Sıraların, istiflerin bozulmaması, yıkılmaması için; boylarına, cüsselerine göre dizilen ölü sıralarının aralarına, yerine göre ayrı ayrı boylarda çocuk yahut yaşlı ölü vücutları sıkıştırılmıştı.”[5]
*
Bunları yapanlar ise “Tehcirde öldürüldüğü iddia edilen” ve Doğu Anadolu Rus işgali [1916] ile Ruslarla birlikte göç ettikleri Kafkasya’dan geri dönen Ermenilerdi.
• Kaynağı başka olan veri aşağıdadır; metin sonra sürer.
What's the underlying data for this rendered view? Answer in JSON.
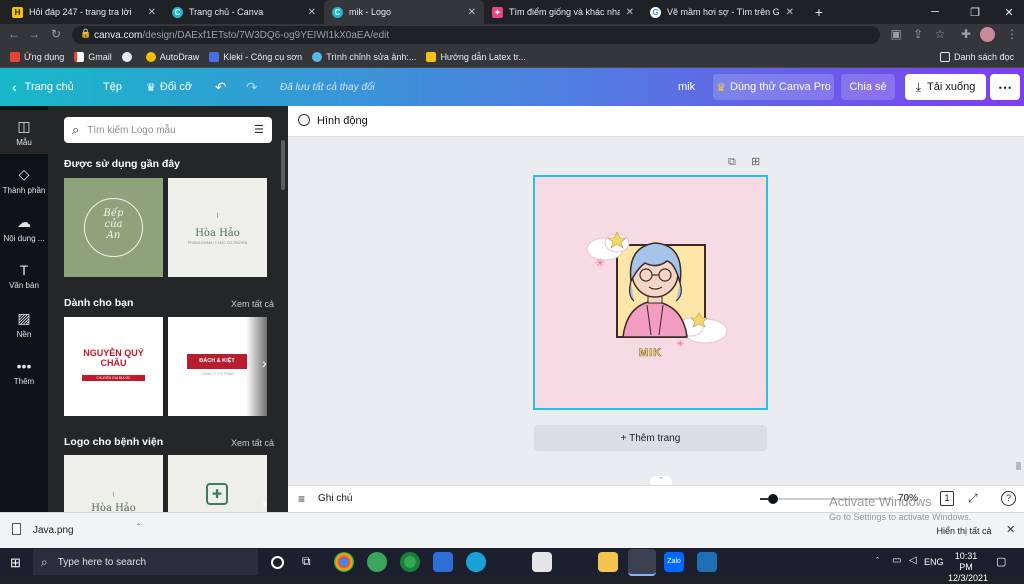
{
  "tabs": [
    {
      "title": "Hỏi đáp 247 - trang tra lời",
      "active": false
    },
    {
      "title": "Trang chủ - Canva",
      "active": false
    },
    {
      "title": "mik - Logo",
      "active": true
    },
    {
      "title": "Tìm điểm giống và khác nhau giữ",
      "active": false
    },
    {
      "title": "Vẽ mầm hơi sợ - Tìm trên Google",
      "active": false
    }
  ],
  "browser": {
    "url_host": "canva.com",
    "url_path": "/design/DAExf1ETsto/7W3DQ6-og9YEIWI1kX0aEA/edit",
    "new_tab": "+"
  },
  "bookmarks": [
    "Ứng dụng",
    "Gmail",
    "",
    "AutoDraw",
    "Kleki - Công cụ sơn",
    "Trình chỉnh sửa ảnh:...",
    "Hướng dẫn Latex tr..."
  ],
  "bookmarks_right": "Danh sách đọc",
  "canva": {
    "home": "Trang chủ",
    "file": "Tệp",
    "resize": "Đổi cỡ",
    "saved": "Đã lưu tất cả thay đổi",
    "design_name": "mik",
    "pro": "Dùng thử Canva Pro",
    "share": "Chia sẻ",
    "download": "Tải xuống"
  },
  "left_nav": [
    {
      "label": "Mẫu",
      "icon": "template-icon"
    },
    {
      "label": "Thành phần",
      "icon": "elements-icon"
    },
    {
      "label": "Nội dung ...",
      "icon": "upload-icon"
    },
    {
      "label": "Văn bản",
      "icon": "text-icon"
    },
    {
      "label": "Nền",
      "icon": "background-icon"
    },
    {
      "label": "Thêm",
      "icon": "more-icon"
    }
  ],
  "panel": {
    "search_placeholder": "Tìm kiếm Logo mẫu",
    "recent": "Được sử dụng gần đây",
    "for_you": "Dành cho bạn",
    "hospital": "Logo cho bệnh viện",
    "see_all": "Xem tất cả",
    "cards": {
      "c1": {
        "l1": "Bếp",
        "l2": "của",
        "l3": "An"
      },
      "c2": {
        "main": "Hòa Hảo",
        "sub": "PHÒNG KHÁM • Y HỌC CỔ TRUYỀN"
      },
      "c3": {
        "main1": "NGUYỄN QUÝ",
        "main2": "CHÂU",
        "sub": "CHUYÊN GIA ĐỊA ỐC"
      },
      "c4": {
        "main": "BÁCH & KIỆT",
        "sub": "CÔNG TY CỔ PHẦN"
      },
      "c5": {
        "main": "Hòa Hảo"
      }
    }
  },
  "editor": {
    "animate": "Hình động",
    "add_page": "+ Thêm trang",
    "notes": "Ghi chú",
    "zoom": "70%",
    "page_count": "1",
    "logo_text": "MIK"
  },
  "watermark": {
    "l1": "Activate Windows",
    "l2": "Go to Settings to activate Windows."
  },
  "download": {
    "file": "Java.png",
    "show_all": "Hiển thị tất cả"
  },
  "taskbar": {
    "search": "Type here to search",
    "time": "10:31 PM",
    "date": "12/3/2021",
    "lang": "ENG"
  },
  "colors": {
    "header_start": "#17b8c9",
    "header_end": "#7d3ff0",
    "canvas_bg": "#f6dbe5",
    "selection": "#26c2e3"
  }
}
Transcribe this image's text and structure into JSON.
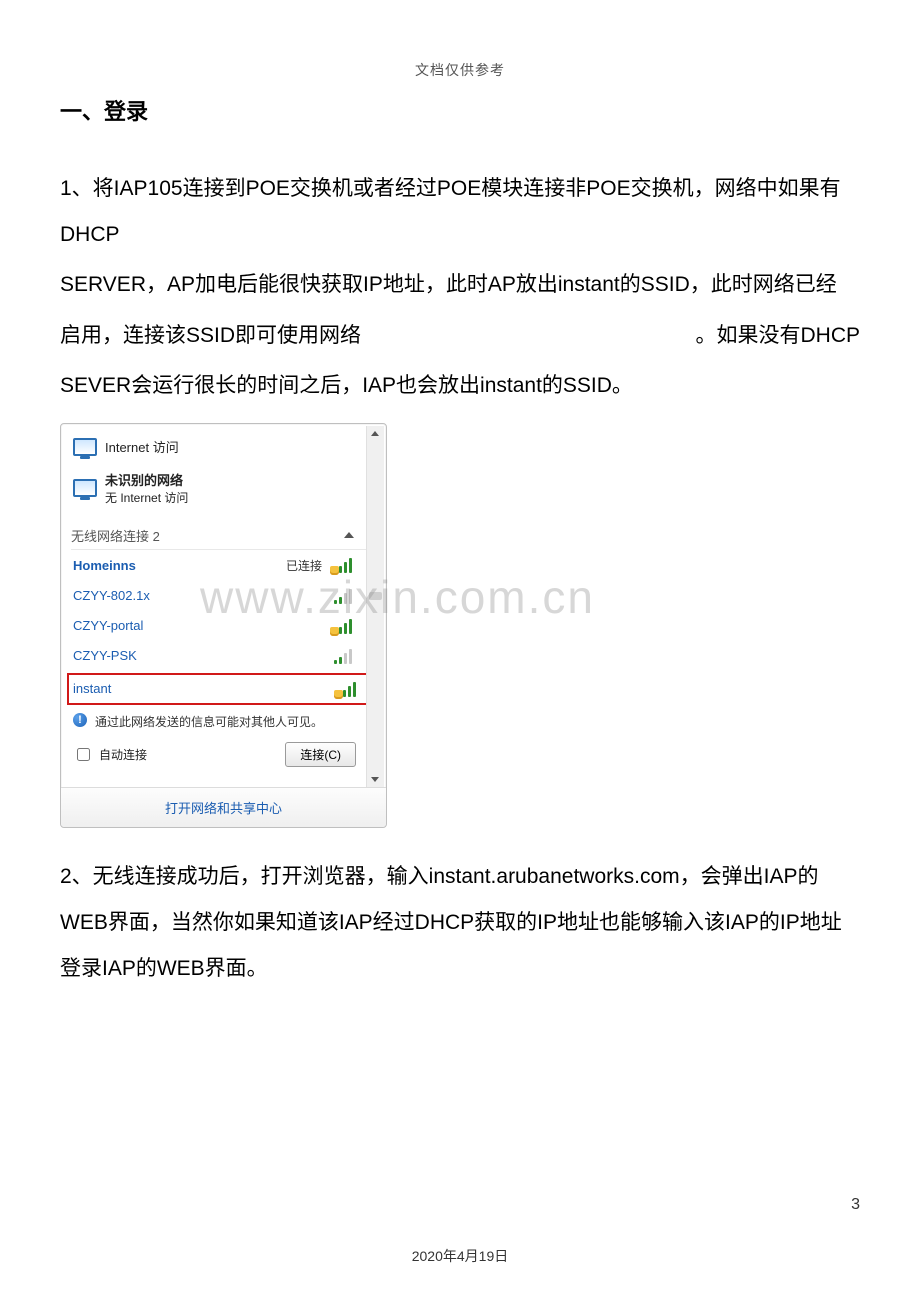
{
  "header_ref": "文档仅供参考",
  "h1": "一、登录",
  "para1": "1、将IAP105连接到POE交换机或者经过POE模块连接非POE交换机，网络中如果有DHCP",
  "para2": "SERVER，AP加电后能很快获取IP地址，此时AP放出instant的SSID，此时网络已经",
  "para3a": "启用，连接该SSID即可使用网络",
  "para3b": "。如果没有DHCP",
  "para4": "SEVER会运行很长的时间之后，IAP也会放出instant的SSID。",
  "panel": {
    "net1": {
      "title": "Internet 访问"
    },
    "net2": {
      "title": "未识别的网络",
      "sub": "无 Internet 访问"
    },
    "section": "无线网络连接 2",
    "items": [
      {
        "name": "Homeinns",
        "status": "已连接"
      },
      {
        "name": "CZYY-802.1x"
      },
      {
        "name": "CZYY-portal"
      },
      {
        "name": "CZYY-PSK"
      },
      {
        "name": "instant"
      }
    ],
    "info": "通过此网络发送的信息可能对其他人可见。",
    "auto": "自动连接",
    "connect": "连接(C)",
    "footer": "打开网络和共享中心"
  },
  "para5": "2、无线连接成功后，打开浏览器，输入instant.arubanetworks.com，会弹出IAP的WEB界面，当然你如果知道该IAP经过DHCP获取的IP地址也能够输入该IAP的IP地址登录IAP的WEB界面。",
  "watermark": "www.zixin.com.cn",
  "footer_date": "2020年4月19日",
  "page_num": "3"
}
Bu Ermeniler, 1915 ilk yarısında biz Doğu’da Ruslarla, batıda ise Çanakkale’de İngiliz, Fransız ve
Anzaklarla savaşırken, özellikle Doğu Anadolu’da meydanı boş bularak isyan ettikleri için Tehcir edilenlerdi. Amaçları ise, aşağıdaki Wilson haritasında gösterilen alanlarda Ermenistan kurmaktı.
Kar, izleri örtmesin.
[1] Bakınız 11 Nisan 1919 tarihli Memleket, Hadisat, İkdam ve İleri Gazeteleri.
[2] Bakınız 27 Nisan 1919 tarihli memleket, İleri, İkdam ve Hadisat Gazeteleri.
[3] Nitekim “din değiştiren” Tuncelili Ermenilerin bir kısmı İstanbul’da bir dernek kurmuşlar ve Ermeni Kiliselerinde “eğitim alıp, vaftiz olarak” Hristiyanlığa dönüş yapmışlardır.
[https://westernarmeniatv.com/tr/history_tr/turkish-gizli-ermeniler-kimliklerine-donuyor/ ] ve
[ https://www.ensonhaber.com/gundem/ermeni-patrik-tuncelinin-yuzde-90i-ermeni-2013-04-27 ]
[4] http://www.gerty.ncl.ac.uk/diary_details.php?diary_id=1265
[5] Şevket Süreyya Aydemir, Suyu Arayan Adam, Remzi Kitabevi, 15. Basım, s.120 v.d.